Kilcoo ( – from the legend that Saint Patrick's body stayed there while on its way to Downpatrick to be buried) is a small village and civil parish in County Down, Northern Ireland. It lies between Rathfriland and Castlewellan and is within the Newry, Mourne and Down District Council area. The village is on the A25 Dublin Road 6 km south-west of Castlewellan. Kilcoo had a population 496 people as of the 2021 census.

==Places of interest==
Near Kilcoo is Lough Island Reavy, a small man-made lough. East of the lough is Drumena Cashel, a stone ringfort that was used in the Early Christian period (500–1200 AD).

==Education==
Saint Malachy's Primary School is a mixed gender school for students between the age of 4 and 11. It was opened in September 1970.

==Sport==
The village has one sporting club, Kilcoo GAC. This a Gaelic Athletic Association club with teams in Gaelic football and Camogie

==Demographics==
For the 2001 census, Kilcoo was classified as a rural settlement by the Northern Ireland Statistics and Research Agency (NISRA). Kilcoo was named as "Tollymore Ward SOA 1 (Super Output Area)" and the 2001 census data contained the village itself and its surrounding townlands.

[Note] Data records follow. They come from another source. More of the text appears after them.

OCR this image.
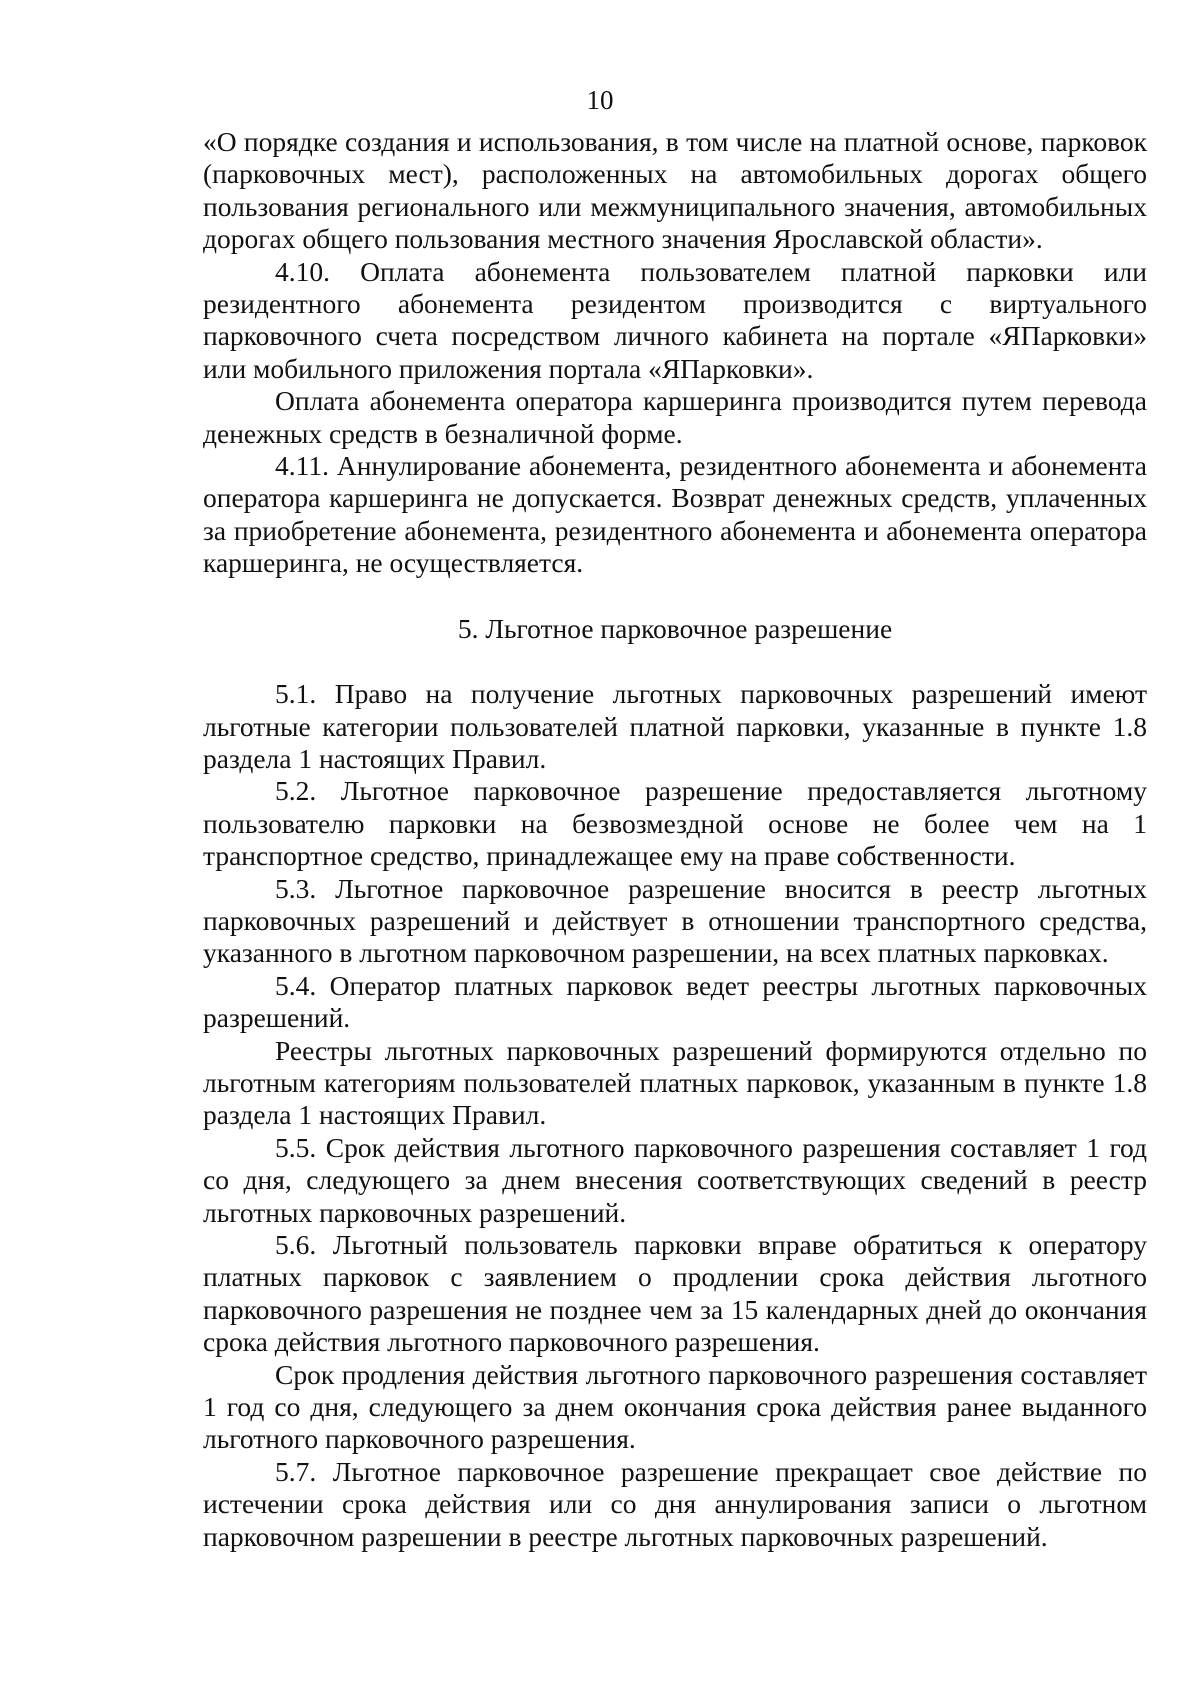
10

«О порядке создания и использования, в том числе на платной основе, парковок (парковочных мест), расположенных на автомобильных дорогах общего пользования регионального или межмуниципального значения, автомобильных дорогах общего пользования местного значения Ярославской области».

4.10. Оплата абонемента пользователем платной парковки или резидентного абонемента резидентом производится с виртуального парковочного счета посредством личного кабинета на портале «ЯПарковки» или мобильного приложения портала «ЯПарковки».

Оплата абонемента оператора каршеринга производится путем перевода денежных средств в безналичной форме.

4.11. Аннулирование абонемента, резидентного абонемента и абонемента оператора каршеринга не допускается. Возврат денежных средств, уплаченных за приобретение абонемента, резидентного абонемента и абонемента оператора каршеринга, не осуществляется.

5. Льготное парковочное разрешение

5.1. Право на получение льготных парковочных разрешений имеют льготные категории пользователей платной парковки, указанные в пункте 1.8 раздела 1 настоящих Правил.

5.2. Льготное парковочное разрешение предоставляется льготному пользователю парковки на безвозмездной основе не более чем на 1 транспортное средство, принадлежащее ему на праве собственности.

5.3. Льготное парковочное разрешение вносится в реестр льготных парковочных разрешений и действует в отношении транспортного средства, указанного в льготном парковочном разрешении, на всех платных парковках.

5.4. Оператор платных парковок ведет реестры льготных парковочных разрешений.

Реестры льготных парковочных разрешений формируются отдельно по льготным категориям пользователей платных парковок, указанным в пункте 1.8 раздела 1 настоящих Правил.

5.5. Срок действия льготного парковочного разрешения составляет 1 год со дня, следующего за днем внесения соответствующих сведений в реестр льготных парковочных разрешений.

5.6. Льготный пользователь парковки вправе обратиться к оператору платных парковок с заявлением о продлении срока действия льготного парковочного разрешения не позднее чем за 15 календарных дней до окончания срока действия льготного парковочного разрешения.

Срок продления действия льготного парковочного разрешения составляет 1 год со дня, следующего за днем окончания срока действия ранее выданного льготного парковочного разрешения.

5.7. Льготное парковочное разрешение прекращает свое действие по истечении срока действия или со дня аннулирования записи о льготном парковочном разрешении в реестре льготных парковочных разрешений.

On census day in 2001 (29 April 2001), there were 1415 people living in the Kilcoo area. Of these:
- 29.6% were under 16 years old and 12.2% were aged 60 and above
- 53.1% of the population were male and 46.9% were female
- 99.6% were from a Catholic Community Background and 0.4% were from a 'Protestant and Other Christian (including Christian related)' Community Background.
- 1.1% of people aged 16–74 were unemployed.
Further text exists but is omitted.